The girls were particularly into their dolls this day, and for some crazy reason, I allowed them to each bring a doll with us to the store. I even let them pick out new outfits to dress the dolls in AND let one of the girls bring an extra doll with her. I clearly wasn’t in my right mind…
Besides toting three dolls along, I decided to try a new parking spot on the back side of the store so we wouldn’t have to walk across the busy part of the parking lot but could wind around the sidewalk to the entrance. Seems logical, right?
On the way in with the two toddlers and their three dolls, I was actually pretty proud of myself. The girls looked so innocent and sweet carrying their little dolls, but I noticed about halfway to the door the great new parking area I chose did NOT have a cart corral.
But on a happy, cheerful afternoon when you’re walking in without crossing the busy parking lot and looking at your happy children toting their dolls, a missing cart corral isn’t a problem! I can carry the few groceries I’m buying out to the car, of course! (Insert ominous music here…duhn, duhn, duhn).
After a decent trip around the store with only a few dolls flying out of the cart (they were getting less cute and sweet by the minute) and minimal hitting and yelling, the checkout is where I made the biggest mistake of all.
I let my girls OUT OF THE CART under the assumption they could walk alongside mama on the safe little sidewalk to the car. Who does that? Why didn’t the checker tell me I was an idiot? Why did I turn down the offer to help me to the car from the teen who sacked the groceries?
The dolls were dropped and scooped up, all three of them, by mama. I tucked them under my arms so I could hold the grocery sacks…
Can you see it coming? Some fellow mama or someone with more of a brain should have grabbed me, shaken me hard by the shoulders and yelled some sense into me. These were NOVICE parenting mistakes I was making, all of which were doomed to lead to a disaster!
As I was lugging the bags of groceries on my arm, squeezing those terrible dolls in my armpits and pleading with my toddlers to keep following me to the car, it happened.
Munchkin 2 froze in her tracks. You could see the wheels turning in her little mind, calculating the odds and sensing my weakness. She planted her feet, gave me a naughty little smile and took off running into the very parking lot I was trying to avoid entering with my genius parking place.
I dove. I yelled. Groceries flew, dolls hit the pavement, and some innocent bystander who happened to see the spectacle held Munchkin 1’s hand on the sidewalk while they watched the ordeal unfold. (Innocent bystander is now my new BFF, by the way).

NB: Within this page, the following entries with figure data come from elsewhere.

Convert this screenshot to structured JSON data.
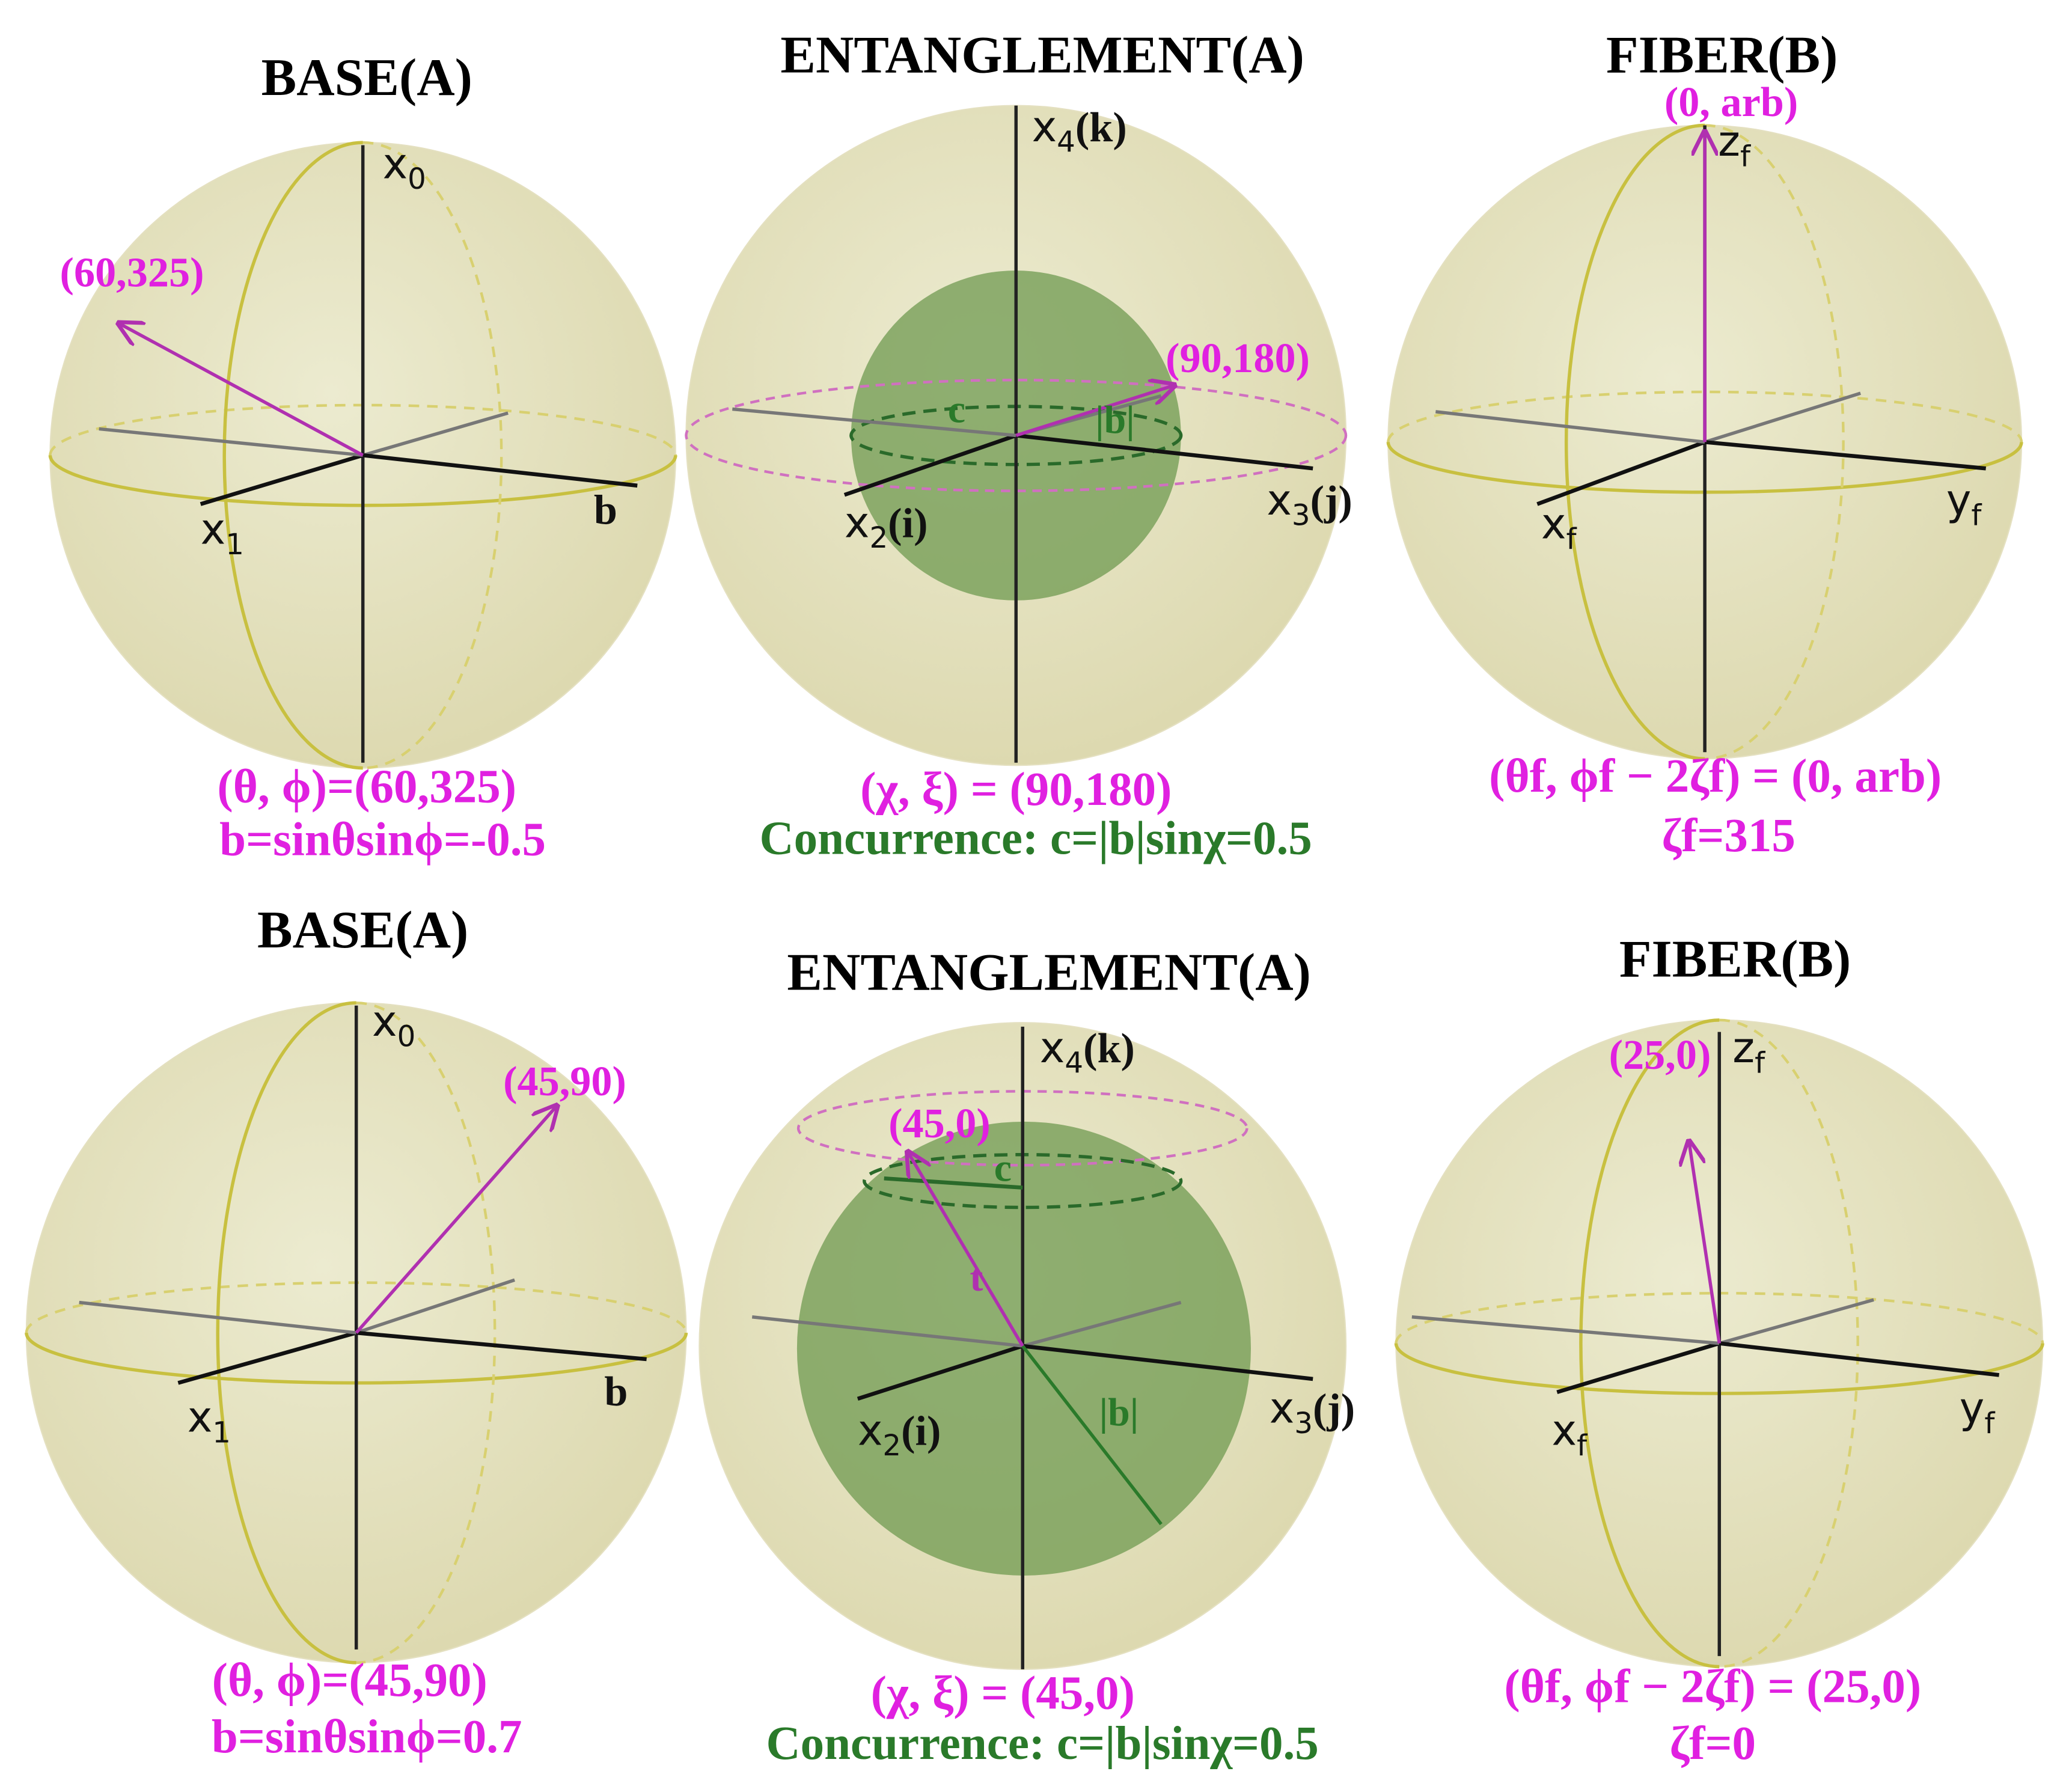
{
  "panels": [
    {
      "title": "BASE(A)",
      "axis_labels": [
        {
          "main": "x",
          "sub": "0"
        },
        {
          "main": "x",
          "sub": "1"
        },
        {
          "main": "b"
        }
      ],
      "point_label": "(60,325)",
      "inner_labels": [],
      "captions": [
        "(θ, ϕ)=(60,325)",
        "b=sinθsinϕ=-0.5"
      ]
    },
    {
      "title": "ENTANGLEMENT(A)",
      "axis_labels": [
        {
          "main": "x",
          "sub": "4",
          "suffix": "(k)"
        },
        {
          "main": "x",
          "sub": "2",
          "suffix": "(i)"
        },
        {
          "main": "x",
          "sub": "3",
          "suffix": "(j)"
        }
      ],
      "point_label": "(90,180)",
      "inner_labels": [
        "c",
        "|b|"
      ],
      "captions": [
        "(χ, ξ) = (90,180)",
        "Concurrence: c=|b|sinχ=0.5"
      ]
    },
    {
      "title": "FIBER(B)",
      "axis_labels": [
        {
          "main": "z",
          "sub": "f"
        },
        {
          "main": "x",
          "sub": "f"
        },
        {
          "main": "y",
          "sub": "f"
        }
      ],
      "point_label": "(0, arb)",
      "inner_labels": [],
      "captions": [
        "(θf, ϕf − 2ζf) = (0, arb)",
        "ζf=315"
      ]
    },
    {
      "title": "BASE(A)",
      "axis_labels": [
        {
          "main": "x",
          "sub": "0"
        },
        {
          "main": "x",
          "sub": "1"
        },
        {
          "main": "b"
        }
      ],
      "point_label": "(45,90)",
      "inner_labels": [],
      "captions": [
        "(θ, ϕ)=(45,90)",
        "b=sinθsinϕ=0.7"
      ]
    },
    {
      "title": "ENTANGLEMENT(A)",
      "axis_labels": [
        {
          "main": "x",
          "sub": "4",
          "suffix": "(k)"
        },
        {
          "main": "x",
          "sub": "2",
          "suffix": "(i)"
        },
        {
          "main": "x",
          "sub": "3",
          "suffix": "(j)"
        }
      ],
      "point_label": "(45,0)",
      "inner_labels": [
        "c",
        "t",
        "|b|"
      ],
      "captions": [
        "(χ, ξ) = (45,0)",
        "Concurrence: c=|b|sinχ=0.5"
      ]
    },
    {
      "title": "FIBER(B)",
      "axis_labels": [
        {
          "main": "z",
          "sub": "f"
        },
        {
          "main": "x",
          "sub": "f"
        },
        {
          "main": "y",
          "sub": "f"
        }
      ],
      "point_label": "(25,0)",
      "inner_labels": [],
      "captions": [
        "(θf, ϕf − 2ζf) = (25,0)",
        "ζf=0"
      ]
    }
  ]
}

The running toddler only made it a few steps into a handicapped parking space at the entrance, but between the yelling, her crying and the flying groceries and dolls, we made enough of a spectacle to draw attention from everyone walking in to the store on this doomed Friday afternoon.

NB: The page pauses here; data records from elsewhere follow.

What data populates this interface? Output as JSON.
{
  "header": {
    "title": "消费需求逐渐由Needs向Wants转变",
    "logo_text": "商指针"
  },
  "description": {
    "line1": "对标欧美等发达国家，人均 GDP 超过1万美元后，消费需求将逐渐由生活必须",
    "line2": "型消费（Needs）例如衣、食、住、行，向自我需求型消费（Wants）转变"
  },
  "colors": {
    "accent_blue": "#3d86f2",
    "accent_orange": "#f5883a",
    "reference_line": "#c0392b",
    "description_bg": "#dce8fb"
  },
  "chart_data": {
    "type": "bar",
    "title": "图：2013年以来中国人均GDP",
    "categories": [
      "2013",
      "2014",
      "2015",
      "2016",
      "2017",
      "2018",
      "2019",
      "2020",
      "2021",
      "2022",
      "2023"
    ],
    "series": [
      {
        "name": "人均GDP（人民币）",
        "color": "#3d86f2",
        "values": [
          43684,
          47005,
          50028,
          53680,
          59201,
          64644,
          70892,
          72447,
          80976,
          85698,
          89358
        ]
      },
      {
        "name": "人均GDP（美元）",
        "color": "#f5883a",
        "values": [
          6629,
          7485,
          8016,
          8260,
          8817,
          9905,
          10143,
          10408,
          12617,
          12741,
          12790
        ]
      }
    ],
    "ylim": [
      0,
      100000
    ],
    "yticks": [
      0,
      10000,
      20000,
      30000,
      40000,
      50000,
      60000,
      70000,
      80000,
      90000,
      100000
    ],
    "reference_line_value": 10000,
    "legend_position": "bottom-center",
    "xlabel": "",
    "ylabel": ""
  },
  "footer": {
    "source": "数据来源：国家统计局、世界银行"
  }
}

Call me crazy, but Friday afternoons in front of King Soopers seem horribly busy. Busy enough and full of enough people lingering at the entrance that I couldn’t bring myself to add to the humiliation and spectacle and give the little one the spanking I so desperately thought the situation warranted.
The nice lady My BFF who held Munchkin 1’s hand helped me gather up the groceries and dolls and make my way to the car, and who knows what in the world she was thinking about me. I couldn’t really concentrate with Munchkin 2 screaming in my ear as I lugged her along with all of the other junk I was carrying.
Behind the closed doors of my minivan, I sat in the seat and had a moment. Talk about publicly earning the mother of the year award!
So, after this disastrous afternoon, I now follow these rules without question if I have to take the Munchkins shopping. If you shop with little ones, take note–if my story can save even one mad dive into a handicapped space in front of a large crowd of shoppers, it will be worth it!
1. Do NOT allow your children to bring any type of toy that cannot be stuffed into your purse into the store. Said toys will prove hazardous in the event of a chasing a running toddler.
2. Do not under any circumstances let your toddler free from the confines of the shopping cart. No matter how well you think your child minds or how many bribes you are prepared to offer (don’t judge–I’m one of those parents who does something which I claimed I wouldn’t do in my pre-child days), unbuckling a seat belt and allowing your child to walk to the car will likely end in public humiliation.
3. Friday afternoons are horribly busy and embarrassing days to shop. The sheer number of people gawking at the front entrance while you chase the aforementioned toddler will be significantly higher than at, say, a nice quiet time like 11:00 at night when the sweet little angels are sleeping peacefully. Does anyone know if the Starbucks is open then?
4. Leave your bagged groceries in a shopping cart with the securely buckled toddlers. Even if you only have a few bags and what seems like a short walk to the car, grocery bags swinging from your arm will make chasing and scooping up a runaway child nearly impossible. The extra toy you have to carry along with the escaped child is yet another reason why grocery bags MUST stay in the cart.
5. Don’t see a cart corral anywhere near the super-cool new place you chose to park? Forget it! Be that person and leave the cart obnoxiously out in the middle of the lot. A dirty look from the one person who notices your inconsiderate behavior is a
thousand million times better than the public humiliation you risk by not keeping the protection offered by the shopping cart with your grocery bags and toddlers securely in it.
5. Snugly laced running shoes and clothes made for diving and sprinting are highly recommended.
6. If someone offers you help or has to step in and help because they see your toddler abandoned on the sidewalk while you chase her sister, do not turn him or her away. When the pity card is all you have left, play it!
7. Have an understanding and hilarious friend on stand-by to talk you out of crying in your car over your lack of parenting skills and to remind you that even the best mom-ninjas learn the hard way sometimes.